Maybe it was the sight of Thierry Henry smiling and high-fiving with Robin van Persie as the goals flew in, but for one glorious Saturday morning I time-traveled back to those Invincible days when Arsenal cut teams to pieces with jaw-dropping regularity and I didn't need three beers before 10 a.m. to calm my jangling nerves. Yes, I know it was a 7-1 evisceration of a Blackburn team currently swirling down the Prem drain -- not only carrying the worst defensive record in the league but forced to play the final 50 minutes a man down -- as opposed to a prime-time beatdown of, say, Manchester City. But it was still a much-needed balm for the ravaged soul of my beloved club after a month of listless performances and mutinous protests at the Emirates.
One win in their last six games had dropped the Gunners to seventh place and forced them to contemplate the unthinkable: the absence of Champions League soccer for the first time in 15 years and a possible sad end to the stylishly attacking and debt-free era of Arsene Wenger. But all that was forgotten within 82 seconds when Theo Walcott, one of the most vilified hood ornaments of Arsenal's underachieving season, steered a low, seeing-eye cross through a tangle of Blackburn defenders and onto the he's-not-going-to-miss-from-there foot of van Persie to begin the deluge on poor Paul Robinson.
By the end, both Walcott and van Persie would have hat tricks -- the former with three assists and the latter with three goals -- and the Gunners would exact sweet revenge on a team that arguably handed Arsenal its most embarrassing defeat of the season.

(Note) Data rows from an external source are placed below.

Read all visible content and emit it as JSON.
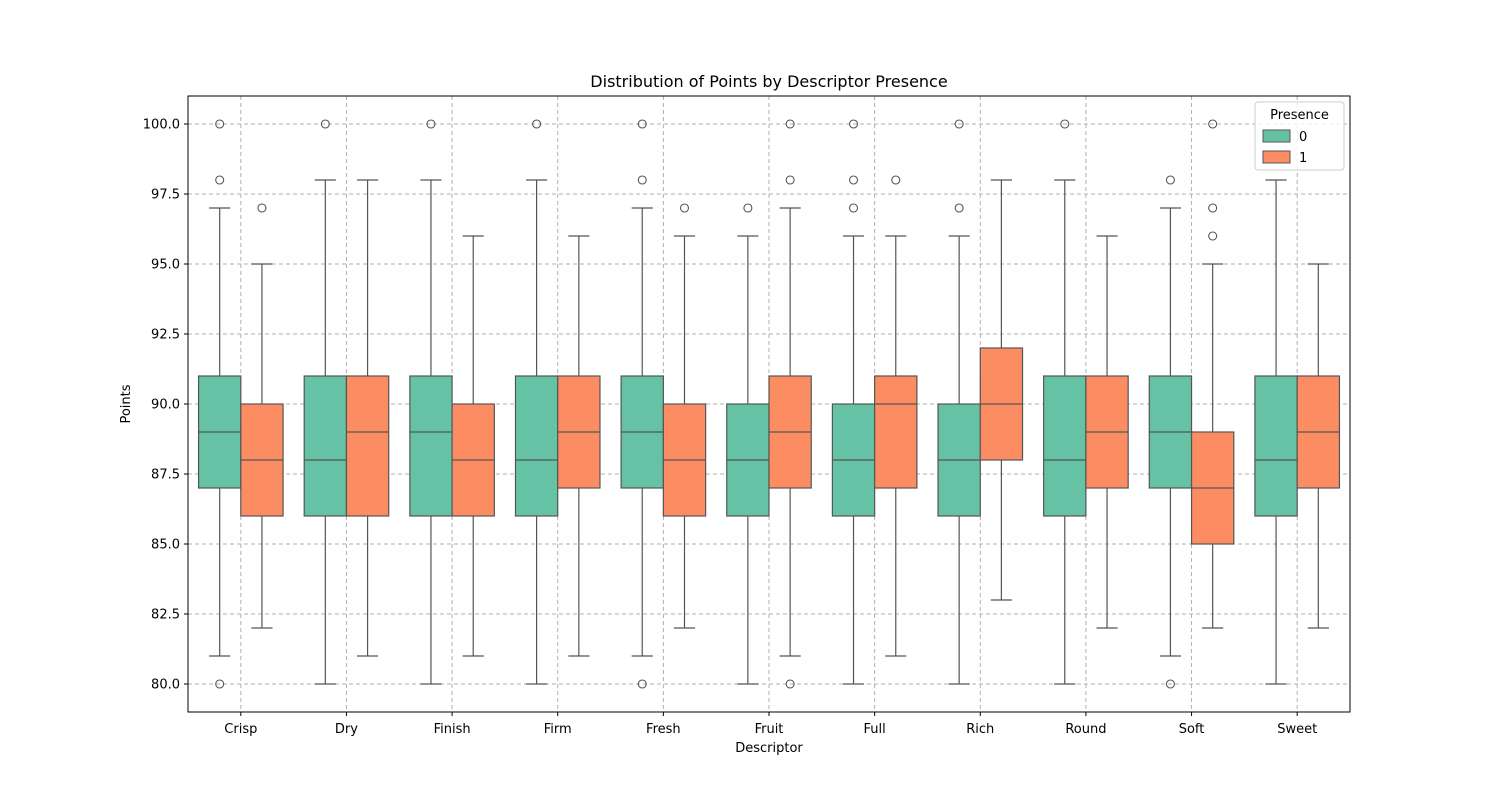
{
  "chart_data": {
    "type": "box",
    "title": "Distribution of Points by Descriptor Presence",
    "xlabel": "Descriptor",
    "ylabel": "Points",
    "ylim": [
      79,
      101
    ],
    "yticks": [
      "80.0",
      "82.5",
      "85.0",
      "87.5",
      "90.0",
      "92.5",
      "95.0",
      "97.5",
      "100.0"
    ],
    "grid": true,
    "legend": {
      "title": "Presence",
      "position": "top-right"
    },
    "categories": [
      "Crisp",
      "Dry",
      "Finish",
      "Firm",
      "Fresh",
      "Fruit",
      "Full",
      "Rich",
      "Round",
      "Soft",
      "Sweet"
    ],
    "series": [
      {
        "name": "0",
        "color": "#66c2a5",
        "boxes": [
          {
            "whislo": 81,
            "q1": 87,
            "med": 89,
            "q3": 91,
            "whishi": 97,
            "fliers": [
              100,
              98,
              80
            ]
          },
          {
            "whislo": 80,
            "q1": 86,
            "med": 88,
            "q3": 91,
            "whishi": 98,
            "fliers": [
              100
            ]
          },
          {
            "whislo": 80,
            "q1": 86,
            "med": 89,
            "q3": 91,
            "whishi": 98,
            "fliers": [
              100
            ]
          },
          {
            "whislo": 80,
            "q1": 86,
            "med": 88,
            "q3": 91,
            "whishi": 98,
            "fliers": [
              100
            ]
          },
          {
            "whislo": 81,
            "q1": 87,
            "med": 89,
            "q3": 91,
            "whishi": 97,
            "fliers": [
              100,
              98,
              80
            ]
          },
          {
            "whislo": 80,
            "q1": 86,
            "med": 88,
            "q3": 90,
            "whishi": 96,
            "fliers": [
              97
            ]
          },
          {
            "whislo": 80,
            "q1": 86,
            "med": 88,
            "q3": 90,
            "whishi": 96,
            "fliers": [
              100,
              98,
              97
            ]
          },
          {
            "whislo": 80,
            "q1": 86,
            "med": 88,
            "q3": 90,
            "whishi": 96,
            "fliers": [
              100,
              97
            ]
          },
          {
            "whislo": 80,
            "q1": 86,
            "med": 88,
            "q3": 91,
            "whishi": 98,
            "fliers": [
              100
            ]
          },
          {
            "whislo": 81,
            "q1": 87,
            "med": 89,
            "q3": 91,
            "whishi": 97,
            "fliers": [
              98,
              80
            ]
          },
          {
            "whislo": 80,
            "q1": 86,
            "med": 88,
            "q3": 91,
            "whishi": 98,
            "fliers": []
          }
        ]
      },
      {
        "name": "1",
        "color": "#fc8d62",
        "boxes": [
          {
            "whislo": 82,
            "q1": 86,
            "med": 88,
            "q3": 90,
            "whishi": 95,
            "fliers": [
              97
            ]
          },
          {
            "whislo": 81,
            "q1": 86,
            "med": 89,
            "q3": 91,
            "whishi": 98,
            "fliers": []
          },
          {
            "whislo": 81,
            "q1": 86,
            "med": 88,
            "q3": 90,
            "whishi": 96,
            "fliers": []
          },
          {
            "whislo": 81,
            "q1": 87,
            "med": 89,
            "q3": 91,
            "whishi": 96,
            "fliers": []
          },
          {
            "whislo": 82,
            "q1": 86,
            "med": 88,
            "q3": 90,
            "whishi": 96,
            "fliers": [
              97
            ]
          },
          {
            "whislo": 81,
            "q1": 87,
            "med": 89,
            "q3": 91,
            "whishi": 97,
            "fliers": [
              100,
              98,
              80
            ]
          },
          {
            "whislo": 81,
            "q1": 87,
            "med": 90,
            "q3": 91,
            "whishi": 96,
            "fliers": [
              98
            ]
          },
          {
            "whislo": 83,
            "q1": 88,
            "med": 90,
            "q3": 92,
            "whishi": 98,
            "fliers": []
          },
          {
            "whislo": 82,
            "q1": 87,
            "med": 89,
            "q3": 91,
            "whishi": 96,
            "fliers": []
          },
          {
            "whislo": 82,
            "q1": 85,
            "med": 87,
            "q3": 89,
            "whishi": 95,
            "fliers": [
              100,
              97,
              96
            ]
          },
          {
            "whislo": 82,
            "q1": 87,
            "med": 89,
            "q3": 91,
            "whishi": 95,
            "fliers": []
          }
        ]
      }
    ]
  }
}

It's one thing to get mauled by United 8-2, defending champions and highly pedigreed side of Ryan Giggs, Paul Scholes and Wayne Rooney, but to be scalped by woeful Rovers at Ewood Park on two slapstick own goals after being spotted a 3-1 halftime cushion was for me the absolute nadir of this maddening campaign.
So when Morten Gamst Pedersen equalized with a sublime top-corner free kick in the 31st minute, I felt my blood chill, and implored Shirley, the bartender at Kinsale Tavern, with the four words she had come to know all too well this season: "I'll have a Stella." It was 8:30 a.m.
But before I could even take a sip, RvP once again proved why he, even more so than David Silva, is the EPL's MVP. Alex Song, given freedom by Mikel Arteta to maraud forward, took out four Blackburn defenders with his perfectly measured through ball to Walcott who once again looked up to see the Dutchman in front of goal. Two-one. From there, it became the Alex Oxlade-Chamberlain Show, or, as I like to call him, "What Theo Walcott Always Promised To Be When He Grew Up."
The 18-year-old winger was starting his fourth straight game in the absence of Gervinho (African Nations Cup) and Andrei Arshavin (Useless) and had impressed with his speed, touch and intelligent movement off the ball. But on Saturday, we learned something else about the former Southampton tyro: Feed the Ox and he will score. Two superb goals -- in which he demonstrated the kind of cool in the box that has eluded Walcott on so many occasions -- earned him a standing ovation from the crowd, and though it's far too early to proclaim him the new Robert Pires, if he can continue to exude the kind of swagger he displayed against Blackburn, then maybe, just maybe, he will take some of the pressure off van Persie to score all the Gunners' goals.
As it is, RvP now has 28 goals from 28 starts in all competitions, with only his unselfishness preventing him from making it 29. With the goal gaping in the final seconds, he magnanimously laid the ball off for Henry, his Highbury mentor, to score the seventh on what may be his last home appearance before he goes back to his glamorous MLS life with the Red Bulls.
As Henry did his post-goal valedictory lap, there was unbounded joy all around the Emirates. The treble is still on, Wenger knows what he's doing, and all is right with the world.
Until next week.
David Hirshey has been covering soccer for more than 30 years and has written about the sport for The New York Times, Time, ESPN The Magazine and Deadspin. He is the co-author of "The ESPN World Cup Companion" and played himself (almost convincingly) in the acclaimed soccer documentary "Once in a Lifetime."